Reports suggest the government is looking at taking steps including strengthening of risk management, appointment of bank chiefs for longer tenures, separation of posts, and better quality of nominee and independent directors.
The finance ministry has also asked banks to prepare a list of large borrowers with heavy debt, so that these borrowers can be asked to sell off their non-core assets to reduce debt and increase equity.
Although the government on its part is taking proactive steps to address these issues, experts feel the impact will only be visible in the long-term and investors should not expect how banks function to change overnight. However, they do agree that the steps are in the right direction.

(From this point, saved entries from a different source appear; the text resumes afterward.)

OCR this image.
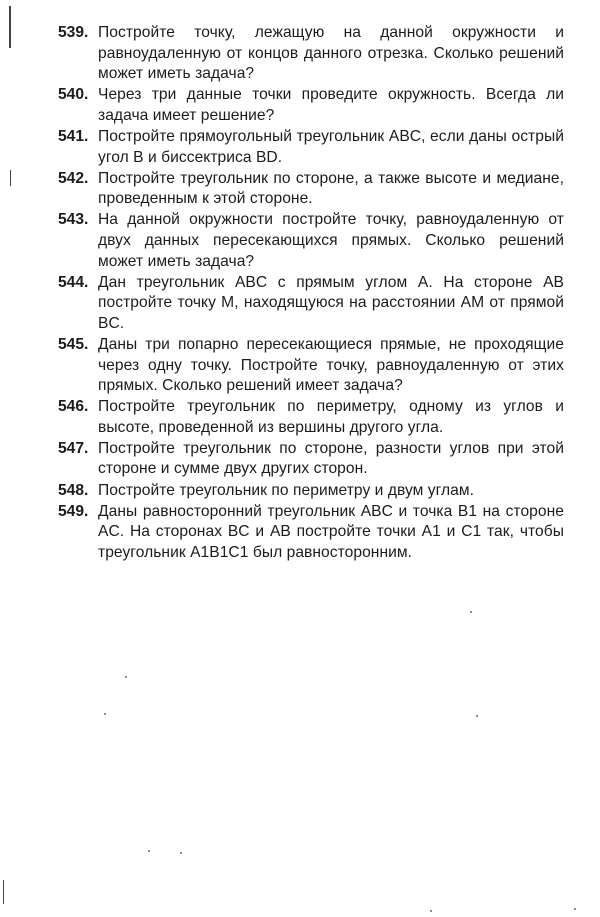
539. Постройте точку, лежащую на данной окружности и равноудаленную от концов данного отрезка. Сколько решений может иметь задача?
540. Через три данные точки проведите окружность. Всегда ли задача имеет решение?
541. Постройте прямоугольный треугольник ABC, если даны острый угол B и биссектриса BD.
542. Постройте треугольник по стороне, а также высоте и медиане, проведенным к этой стороне.
543. На данной окружности постройте точку, равноудаленную от двух данных пересекающихся прямых. Сколько решений может иметь задача?
544. Дан треугольник ABC с прямым углом A. На стороне AB постройте точку M, находящуюся на расстоянии AM от прямой BC.
545. Даны три попарно пересекающиеся прямые, не проходящие через одну точку. Постройте точку, равноудаленную от этих прямых. Сколько решений имеет задача?
546. Постройте треугольник по периметру, одному из углов и высоте, проведенной из вершины другого угла.
547. Постройте треугольник по стороне, разности углов при этой стороне и сумме двух других сторон.
548. Постройте треугольник по периметру и двум углам.
549. Даны равносторонний треугольник ABC и точка B1 на стороне AC. На сторонах BC и AB постройте точки A1 и C1 так, чтобы треугольник A1B1C1 был равносторонним.
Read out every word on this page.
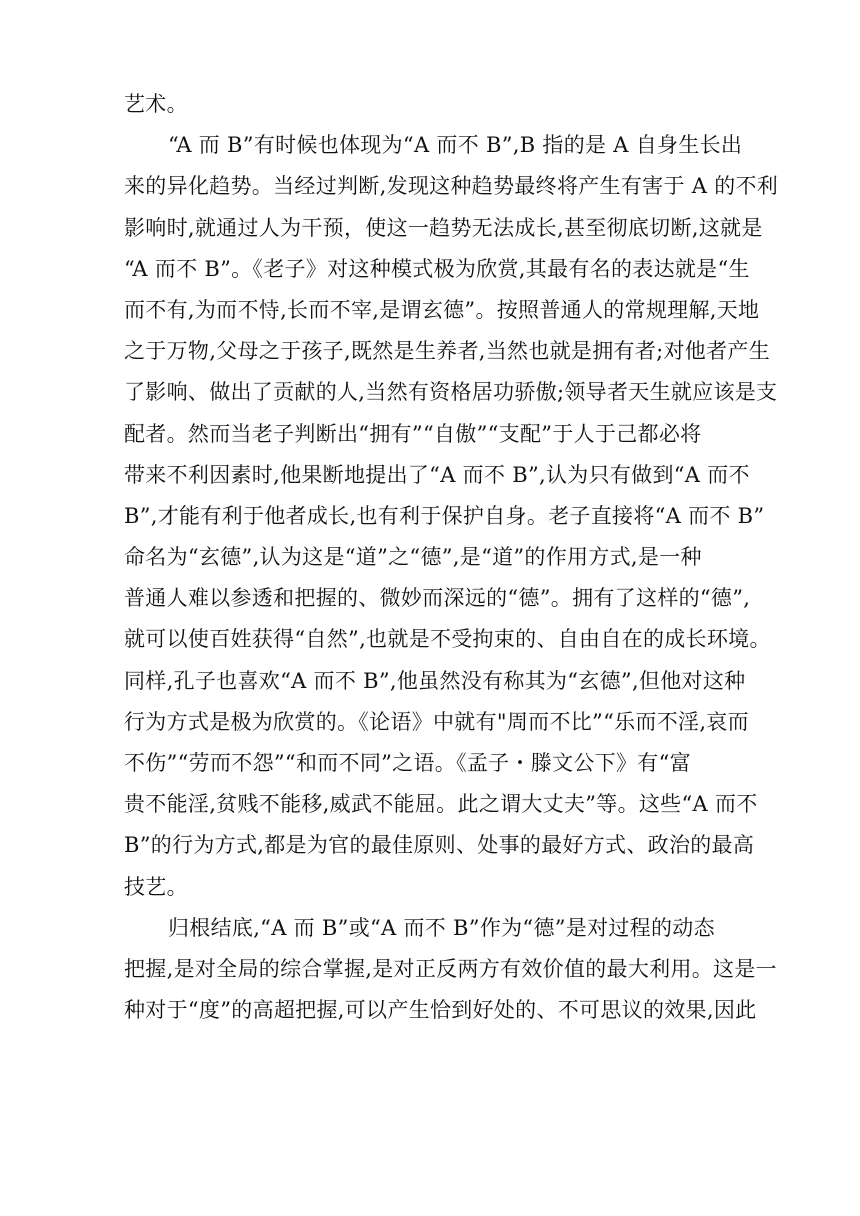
艺术。
“A 而 B”有时候也体现为“A 而不 B”,B 指的是 A 自身生长出
来的异化趋势。当经过判断,发现这种趋势最终将产生有害于 A 的不利
影响时,就通过人为干预，使这一趋势无法成长,甚至彻底切断,这就是
“A 而不 B”。《老子》对这种模式极为欣赏,其最有名的表达就是“生
而不有,为而不恃,长而不宰,是谓玄德”。按照普通人的常规理解,天地
之于万物,父母之于孩子,既然是生养者,当然也就是拥有者;对他者产生
了影响、做出了贡献的人,当然有资格居功骄傲;领导者天生就应该是支
配者。然而当老子判断出“拥有”“自傲”“支配”于人于己都必将
带来不利因素时,他果断地提出了“A 而不 B”,认为只有做到“A 而不
B”,才能有利于他者成长,也有利于保护自身。老子直接将“A 而不 B”
命名为“玄德”,认为这是“道”之“德”,是“道”的作用方式,是一种
普通人难以参透和把握的、微妙而深远的“德”。拥有了这样的“德”,
就可以使百姓获得“自然”,也就是不受拘束的、自由自在的成长环境。
同样,孔子也喜欢“A 而不 B”,他虽然没有称其为“玄德”,但他对这种
行为方式是极为欣赏的。《论语》中就有"周而不比”“乐而不淫,哀而
不伤”“劳而不怨”“和而不同”之语。《孟子・滕文公下》有“富
贵不能淫,贫贱不能移,威武不能屈。此之谓大丈夫”等。这些“A 而不
B”的行为方式,都是为官的最佳原则、处事的最好方式、政治的最高
技艺。
归根结底,“A 而 B”或“A 而不 B”作为“德”是对过程的动态
把握,是对全局的综合掌握,是对正反两方有效价值的最大利用。这是一
种对于“度”的高超把握,可以产生恰到好处的、不可思议的效果,因此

Vaibhav Sanghavi, director (equities) at Ambit Investment Advisors, says: "Professionalising banks is a good move on the part of the government, as it will result in an improved performance and will drive in more efficiency. The markets took note of this development on Thursday. However, one must realise that this is a long-drawn process and nothing is going to happen overnight. The proposals will take time to get implemented."
Of late, the banking sector has been in news with reports of alleged scams involving PSU banks. According to recent reports, the Union finance ministry has unearthed scams to the tune of Rs 436 crore involving Mumbai-based branches of Oriental Bank of Commerce (OBC) and Dena Bank.
This is the second instance in less than a month when a PSU bank was found being involved in a scam. Earlier this month, the Central Bureau of Investigation arrested S K Jain, chairman and managing director of Syndicate Bank, along with five others for allegedly accepting bribes from private companies to extend them credit facilities.
"The recent scams in the PSU banks are showing the kind of rot we have in the banking system. Till things are good, we keep pushing all this under the carpet and we have seen such things in the past as well," said Daljeet S Kohli, head of research at IndiaNivesh Securities.
Among individual stocks, top gainers Union Bank of India, Bank of India, Punjab National Bank (PNB) and Allahabad Bank moved up between three per cent and eight per cent on the NSE on Thursday. OBC and Dena Bank, which lost nearly three per cent each a day earlier as fallout of the news report, recouped most of their losses and moved up 2.9 per cent and 2.5 per cent, respectively.
Although the markets did punish these controversy-ridden stocks, analysts feel that with the economy on the mend and the markets looking up, one can invest in the banking space, especially the PSU lot.
Says Vaibhav Agrawal, vice-president (research - banking) at Angel Broking: "There has been a clarification by the chairman of OBC that the amount involved is Rs 70 crore for their bank and they expect to recover a good part of that as well. In any case, I don't expect any material long lasting impact on the stock price as a result of this."
He suggests that valuations of PSU banking stocks are still attractive and if someone wants to play the growth revival story, these stocks could be good bets. He likes almost all the banks right now and expects most PSU banks to appreciate between 20 per cent and 30 per cent from their current levels over the next six months.